Bunch is infuriated by the intransigence with which Southerners embrace the slave trade and determined to resist it. Dickey describes how the young diplomat successfully saves a 14-year-old who had been serving on a British vessel that ran aground. Under South Carolina’s Negro Seaman Act, any person of African descent serving on a vessel that docked in South Carolina was to be imprisoned. The person could be released only when the ship departed and its captain paid a fine. Knowing the boy would likely be raped in prison, Bunch hides him from the authorities and then cajoles a guard into allowing him to leave for England. Bunch pays a large sum to keep the matter closed. Here, Dickey shows Bunch is aware that his first duty is to British diplomacy. In a letter to Britain’s foreign secretary, Bunch notes his success in freeing the boy but emphasizes his effort to keep the matter off the front pages. He fears that "the indiscreet zeal of Her Majesty’s Consul" could make waves.

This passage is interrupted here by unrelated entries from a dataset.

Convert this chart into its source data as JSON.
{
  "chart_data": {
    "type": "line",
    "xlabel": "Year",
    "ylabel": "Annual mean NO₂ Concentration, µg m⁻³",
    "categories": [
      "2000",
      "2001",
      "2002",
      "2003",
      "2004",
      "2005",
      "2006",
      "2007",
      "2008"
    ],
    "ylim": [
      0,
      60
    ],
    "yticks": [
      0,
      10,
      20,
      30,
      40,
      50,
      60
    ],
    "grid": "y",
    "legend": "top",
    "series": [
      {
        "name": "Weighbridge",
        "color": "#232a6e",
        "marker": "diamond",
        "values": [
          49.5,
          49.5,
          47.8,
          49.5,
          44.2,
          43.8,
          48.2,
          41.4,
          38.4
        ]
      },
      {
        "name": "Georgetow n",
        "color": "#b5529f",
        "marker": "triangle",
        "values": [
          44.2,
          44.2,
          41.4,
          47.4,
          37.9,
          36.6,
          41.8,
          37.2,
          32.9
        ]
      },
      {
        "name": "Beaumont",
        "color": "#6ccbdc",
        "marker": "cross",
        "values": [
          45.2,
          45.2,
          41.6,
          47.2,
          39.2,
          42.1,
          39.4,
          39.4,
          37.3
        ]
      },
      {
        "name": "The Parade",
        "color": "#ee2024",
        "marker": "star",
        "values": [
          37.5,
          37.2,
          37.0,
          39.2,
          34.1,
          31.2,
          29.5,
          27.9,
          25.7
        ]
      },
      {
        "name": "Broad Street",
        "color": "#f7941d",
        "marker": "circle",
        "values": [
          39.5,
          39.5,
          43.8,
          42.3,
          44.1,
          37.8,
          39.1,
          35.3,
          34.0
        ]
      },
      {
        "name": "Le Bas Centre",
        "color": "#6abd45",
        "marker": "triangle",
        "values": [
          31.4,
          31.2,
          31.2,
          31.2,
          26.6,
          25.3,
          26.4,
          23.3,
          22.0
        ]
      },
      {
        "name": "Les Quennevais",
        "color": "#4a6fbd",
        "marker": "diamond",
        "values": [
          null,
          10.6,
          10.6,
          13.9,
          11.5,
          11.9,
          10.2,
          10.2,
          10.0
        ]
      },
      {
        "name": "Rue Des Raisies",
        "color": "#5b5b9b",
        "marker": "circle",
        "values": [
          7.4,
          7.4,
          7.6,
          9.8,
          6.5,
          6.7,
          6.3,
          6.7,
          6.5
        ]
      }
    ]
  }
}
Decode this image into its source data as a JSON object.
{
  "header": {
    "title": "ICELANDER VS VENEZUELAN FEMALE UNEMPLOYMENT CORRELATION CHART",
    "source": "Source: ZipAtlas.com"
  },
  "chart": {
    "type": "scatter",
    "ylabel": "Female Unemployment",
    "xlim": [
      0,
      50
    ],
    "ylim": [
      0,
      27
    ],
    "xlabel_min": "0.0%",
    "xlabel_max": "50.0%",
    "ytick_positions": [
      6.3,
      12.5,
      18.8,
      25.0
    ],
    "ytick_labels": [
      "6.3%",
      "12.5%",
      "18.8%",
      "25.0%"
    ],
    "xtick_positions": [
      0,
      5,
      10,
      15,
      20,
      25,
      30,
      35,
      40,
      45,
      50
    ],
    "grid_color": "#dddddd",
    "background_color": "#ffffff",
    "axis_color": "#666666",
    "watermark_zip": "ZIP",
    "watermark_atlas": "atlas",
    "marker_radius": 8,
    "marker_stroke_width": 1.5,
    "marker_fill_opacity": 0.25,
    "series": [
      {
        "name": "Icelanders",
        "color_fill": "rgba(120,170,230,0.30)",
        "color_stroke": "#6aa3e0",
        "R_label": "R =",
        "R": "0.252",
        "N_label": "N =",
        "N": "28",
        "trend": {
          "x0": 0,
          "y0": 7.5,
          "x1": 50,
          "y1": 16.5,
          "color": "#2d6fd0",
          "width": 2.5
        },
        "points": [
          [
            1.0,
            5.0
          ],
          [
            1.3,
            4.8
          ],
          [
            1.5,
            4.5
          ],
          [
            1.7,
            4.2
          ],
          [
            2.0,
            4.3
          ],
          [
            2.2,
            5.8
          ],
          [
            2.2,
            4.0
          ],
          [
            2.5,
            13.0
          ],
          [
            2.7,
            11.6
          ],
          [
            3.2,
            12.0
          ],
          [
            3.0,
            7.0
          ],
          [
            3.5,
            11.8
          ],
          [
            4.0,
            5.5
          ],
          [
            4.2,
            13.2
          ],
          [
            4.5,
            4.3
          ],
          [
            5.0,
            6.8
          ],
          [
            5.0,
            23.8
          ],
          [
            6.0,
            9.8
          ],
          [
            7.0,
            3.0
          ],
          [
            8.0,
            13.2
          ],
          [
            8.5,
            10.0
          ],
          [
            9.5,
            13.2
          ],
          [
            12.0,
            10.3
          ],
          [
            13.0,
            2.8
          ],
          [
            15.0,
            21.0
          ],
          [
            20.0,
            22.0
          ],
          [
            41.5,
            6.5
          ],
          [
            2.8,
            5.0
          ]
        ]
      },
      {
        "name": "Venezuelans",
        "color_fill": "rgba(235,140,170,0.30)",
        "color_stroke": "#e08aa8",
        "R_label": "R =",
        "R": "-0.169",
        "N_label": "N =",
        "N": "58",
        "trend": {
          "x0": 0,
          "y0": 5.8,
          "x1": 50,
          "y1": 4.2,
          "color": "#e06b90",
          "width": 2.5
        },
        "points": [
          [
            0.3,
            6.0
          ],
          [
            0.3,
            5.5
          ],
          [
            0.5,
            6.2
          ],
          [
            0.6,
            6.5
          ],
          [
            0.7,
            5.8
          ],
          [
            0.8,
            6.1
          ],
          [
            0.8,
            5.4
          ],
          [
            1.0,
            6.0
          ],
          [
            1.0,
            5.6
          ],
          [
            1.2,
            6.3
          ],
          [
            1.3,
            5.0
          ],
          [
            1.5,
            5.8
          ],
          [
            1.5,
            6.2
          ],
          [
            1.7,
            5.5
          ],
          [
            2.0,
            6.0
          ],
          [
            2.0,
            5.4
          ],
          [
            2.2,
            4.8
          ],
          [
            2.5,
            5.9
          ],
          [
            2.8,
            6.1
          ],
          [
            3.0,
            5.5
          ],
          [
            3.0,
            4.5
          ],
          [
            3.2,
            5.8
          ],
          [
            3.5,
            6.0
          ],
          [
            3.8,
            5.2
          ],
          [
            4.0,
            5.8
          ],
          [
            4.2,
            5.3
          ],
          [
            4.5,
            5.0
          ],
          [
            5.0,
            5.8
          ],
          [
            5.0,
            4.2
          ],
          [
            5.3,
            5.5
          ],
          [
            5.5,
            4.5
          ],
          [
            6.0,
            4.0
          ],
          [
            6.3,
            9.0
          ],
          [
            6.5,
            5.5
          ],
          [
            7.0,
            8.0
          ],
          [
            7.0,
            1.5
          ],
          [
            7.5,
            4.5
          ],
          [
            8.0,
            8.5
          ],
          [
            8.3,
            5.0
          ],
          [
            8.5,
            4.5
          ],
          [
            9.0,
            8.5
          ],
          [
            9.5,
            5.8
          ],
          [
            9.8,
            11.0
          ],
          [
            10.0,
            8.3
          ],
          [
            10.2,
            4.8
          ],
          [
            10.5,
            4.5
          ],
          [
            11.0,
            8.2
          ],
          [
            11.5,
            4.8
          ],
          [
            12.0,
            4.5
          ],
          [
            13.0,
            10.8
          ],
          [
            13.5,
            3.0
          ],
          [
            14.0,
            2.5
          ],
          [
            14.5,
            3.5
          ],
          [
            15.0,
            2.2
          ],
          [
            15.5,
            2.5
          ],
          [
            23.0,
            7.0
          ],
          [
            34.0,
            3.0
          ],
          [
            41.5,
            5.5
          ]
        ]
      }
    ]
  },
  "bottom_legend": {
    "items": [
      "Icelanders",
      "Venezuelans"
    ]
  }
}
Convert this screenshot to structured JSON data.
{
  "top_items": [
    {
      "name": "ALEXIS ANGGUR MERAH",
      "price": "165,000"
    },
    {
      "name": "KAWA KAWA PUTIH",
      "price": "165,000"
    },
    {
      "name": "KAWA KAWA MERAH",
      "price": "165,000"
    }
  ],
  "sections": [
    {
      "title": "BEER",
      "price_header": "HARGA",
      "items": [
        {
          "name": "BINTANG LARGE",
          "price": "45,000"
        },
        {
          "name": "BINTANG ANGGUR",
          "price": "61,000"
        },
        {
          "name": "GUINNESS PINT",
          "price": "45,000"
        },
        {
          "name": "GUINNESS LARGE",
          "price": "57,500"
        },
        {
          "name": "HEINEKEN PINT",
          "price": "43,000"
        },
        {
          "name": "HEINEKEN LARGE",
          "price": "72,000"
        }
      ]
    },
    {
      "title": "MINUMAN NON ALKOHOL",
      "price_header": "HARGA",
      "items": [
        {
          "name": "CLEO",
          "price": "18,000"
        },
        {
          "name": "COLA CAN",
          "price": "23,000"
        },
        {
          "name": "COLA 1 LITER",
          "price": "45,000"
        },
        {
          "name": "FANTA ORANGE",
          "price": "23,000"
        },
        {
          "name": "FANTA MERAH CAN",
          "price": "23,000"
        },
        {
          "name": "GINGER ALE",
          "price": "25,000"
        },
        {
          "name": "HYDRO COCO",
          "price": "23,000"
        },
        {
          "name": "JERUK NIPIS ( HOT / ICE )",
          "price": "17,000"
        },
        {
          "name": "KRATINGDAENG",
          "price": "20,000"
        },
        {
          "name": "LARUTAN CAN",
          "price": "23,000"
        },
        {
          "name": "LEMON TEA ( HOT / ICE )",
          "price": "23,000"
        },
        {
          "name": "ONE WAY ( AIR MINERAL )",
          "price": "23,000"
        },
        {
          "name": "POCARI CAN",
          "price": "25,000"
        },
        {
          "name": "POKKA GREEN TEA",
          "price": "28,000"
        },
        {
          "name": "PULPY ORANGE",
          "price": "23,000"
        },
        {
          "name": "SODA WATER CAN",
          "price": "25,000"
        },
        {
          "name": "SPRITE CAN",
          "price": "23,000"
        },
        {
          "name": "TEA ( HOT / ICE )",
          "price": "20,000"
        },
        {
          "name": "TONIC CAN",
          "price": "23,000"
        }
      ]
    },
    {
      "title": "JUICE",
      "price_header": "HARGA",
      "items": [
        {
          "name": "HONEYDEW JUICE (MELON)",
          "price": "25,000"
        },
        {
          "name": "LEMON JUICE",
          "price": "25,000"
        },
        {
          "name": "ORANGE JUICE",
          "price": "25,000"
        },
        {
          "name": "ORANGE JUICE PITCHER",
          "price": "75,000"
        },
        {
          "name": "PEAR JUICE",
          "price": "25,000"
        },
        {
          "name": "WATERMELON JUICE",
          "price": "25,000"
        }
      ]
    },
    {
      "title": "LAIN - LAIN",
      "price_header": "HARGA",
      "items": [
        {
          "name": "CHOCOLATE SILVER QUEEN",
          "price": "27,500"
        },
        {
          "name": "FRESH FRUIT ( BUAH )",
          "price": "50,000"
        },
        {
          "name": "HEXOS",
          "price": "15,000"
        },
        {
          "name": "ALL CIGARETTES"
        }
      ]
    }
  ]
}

Bunch carries out a balancing act between British diplomatic interests and his anti-slavery agenda, one that it is matched by Britain’s own calculations. We see Britain keen both on preserving its relationship with the federal government and maintaining a strong trading relationship with Southern cotton exporters. We see tensions as Royal Navy vessels intercept slave ships around the Caribbean while Bunch attempts to placate furious Charleston contemporaries. Bunch’s emotions begin to get the better of him as the Civil War approaches. Speaking of the looming 1860 presidential election, he tells London that the Democratic party is "by nature both insolent and aggressive," and that should the Democrats win, "the time would come when we should be compelled to vindicate our honor by a war." Though Bunch tries to remedy his outburst the next day, he worries about his career.
This career question is crucial. Although Dickey presents Bunch as a moral man opposed to slavery, his reporting leads the reader to qualify that assessment. Instead, we see Bunch’s career ambitions coming first. Bunch becomes a more fulfilled man as the Civil War proceeds, and Bunch enjoys his new importance to the Foreign Office. He also seems to be having fun. Bunch’s anti-slavery activity sits on the back burner. To be fair to Bunch, the intelligence analysis he provides London is often prescient. Early in his posting as consul, for example, Bunch becomes convinced the South will do anything to preserve slavery, an opinion he shares in London.
Bunch’s increasing self-regard becomes his own worst enemy. He takes greater risks in his dealings with Confederate officials, even though he knows he is under Union surveillance, and is eventually caught out when a courier is intercepted. Furious, the Union then removes Bunch’s diplomatic recognition.
The weakness of Dickey’s book is its exaggeration of British moralism in foreign policy. While Dickey notes that Southern cotton exports were crucial for British textile industry jobs, he underplays the importance of these jobs in shaping British policy. He frequently emphasizes British disgust over slavery but notes that the prime minister, Lord Palmerston, "often seemed to be drifting towards recognition of the South for practical commercial reasons ..." Taking British moral fury at face value, surely it would have supported the Union? Instead she hedged and at some points—as Dickey notes—even considered supporting the Confederacy.
Our Man in Charleston is a fine book, one that reminds spies and diplomats everywhere that there are no dark corners in the wilderness of mirrors. Secrets must be kept secret.